Speaking from his Hilton villa last week, the former All Black turned celebrity agent said the resort was running at 89 per cent occupancy.
"The maintenance and upkeep and everything looks good."
Haden is critical of the Australian-led villa owner group embroiled in legal action with the receivers.
He is as annoyed as anyone at being out of pocket but he believes last year's injunction to freeze all payments has prolonged the suffering of villa owners.
He says the group speaks for a minority.
"I'm speaking for myself but what I'm saying is echoed by [others].

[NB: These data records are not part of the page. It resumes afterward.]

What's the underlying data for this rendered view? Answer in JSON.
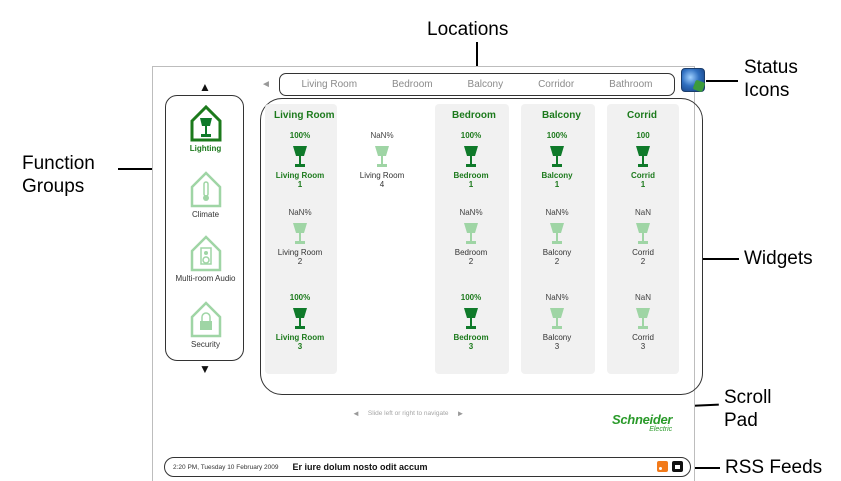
{
  "callouts": {
    "locations": "Locations",
    "status_icons_line1": "Status",
    "status_icons_line2": "Icons",
    "function_groups_line1": "Function",
    "function_groups_line2": "Groups",
    "widgets": "Widgets",
    "scroll_pad_line1": "Scroll",
    "scroll_pad_line2": "Pad",
    "rss_feeds": "RSS Feeds"
  },
  "locations": {
    "prev_arrow": "◄",
    "items": [
      "Living Room",
      "Bedroom",
      "Balcony",
      "Corridor",
      "Bathroom"
    ]
  },
  "status_icon": "globe-icon",
  "function_groups": {
    "up_arrow": "▲",
    "down_arrow": "▼",
    "items": [
      {
        "label": "Lighting",
        "icon": "lamp-house-icon",
        "active": true
      },
      {
        "label": "Climate",
        "icon": "thermometer-house-icon",
        "active": false
      },
      {
        "label": "Multi-room Audio",
        "icon": "speaker-house-icon",
        "active": false
      },
      {
        "label": "Security",
        "icon": "lock-house-icon",
        "active": false
      }
    ]
  },
  "widgets": {
    "columns": [
      {
        "title": "Living Room",
        "widgets": [
          {
            "pct": "100%",
            "name1": "Living Room",
            "name2": "1",
            "on": true
          },
          {
            "pct": "NaN%",
            "name1": "Living Room",
            "name2": "2",
            "on": false
          },
          {
            "pct": "100%",
            "name1": "Living Room",
            "name2": "3",
            "on": true
          },
          {
            "pct": "NaN%",
            "name1": "Living Room",
            "name2": "4",
            "on": false
          }
        ]
      },
      {
        "title": "Bedroom",
        "widgets": [
          {
            "pct": "100%",
            "name1": "Bedroom",
            "name2": "1",
            "on": true
          },
          {
            "pct": "NaN%",
            "name1": "Bedroom",
            "name2": "2",
            "on": false
          },
          {
            "pct": "100%",
            "name1": "Bedroom",
            "name2": "3",
            "on": true
          }
        ]
      },
      {
        "title": "Balcony",
        "widgets": [
          {
            "pct": "100%",
            "name1": "Balcony",
            "name2": "1",
            "on": true
          },
          {
            "pct": "NaN%",
            "name1": "Balcony",
            "name2": "2",
            "on": false
          },
          {
            "pct": "NaN%",
            "name1": "Balcony",
            "name2": "3",
            "on": false
          }
        ]
      },
      {
        "title": "Corrid",
        "widgets": [
          {
            "pct": "100",
            "name1": "Corrid",
            "name2": "1",
            "on": true
          },
          {
            "pct": "NaN",
            "name1": "Corrid",
            "name2": "2",
            "on": false
          },
          {
            "pct": "NaN",
            "name1": "Corrid",
            "name2": "3",
            "on": false
          }
        ]
      }
    ]
  },
  "scroll_pad": {
    "left_arrow": "◄",
    "hint": "Slide left or right to navigate",
    "right_arrow": "►"
  },
  "logo": {
    "main": "Schneider",
    "sub": "Electric"
  },
  "footer": {
    "datetime": "2:20 PM, Tuesday 10 February 2009",
    "news": "Er iure dolum nosto odit accum",
    "rss_icon": "rss-icon",
    "lock_icon": "lock-icon"
  },
  "colors": {
    "accent_green": "#1c7a1c",
    "lamp_on": "#0f7a2a",
    "lamp_off": "#9fd5a5"
  }
}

"If they've got 30, there's probably four times that many thinking along the lines I'm thinking." He describes the threat to lock up the villas as "incredibly dumb".
Investors got tax advantages from the Fijian Government to invest in a resort.
To now turn them into privately-owned villas would be "hoodwinking" the Fijian tax department. The only point he and other investors appear to agree on is the performance of the receivers, who Haden accuses of earning $1 million in fees.
"Did we need all these people with their grandiose ideas to run this thing, to find out that [developer Neville] Mahon hadn't run off with all the money?"
Melbourne accountant Graeme Knott is also critical of KordaMentha and it is one of the reasons the owners' group wants a liquidator appointed, he says.
Quarterly updates on the situation had never materialised, he said, one of a number of obligations that he claimed had not been fulfilled and had added to frustration.
Even developer Mahon claims the current situation is all about fees for receivers. "I think it's an absolute and total value-destroying disgraceful scenario."
But Invercargill investor Trevor Rogan notes there was already $2.1 million outstanding to owners before the receivers went in.
"Mahon got into the position of being in receivership."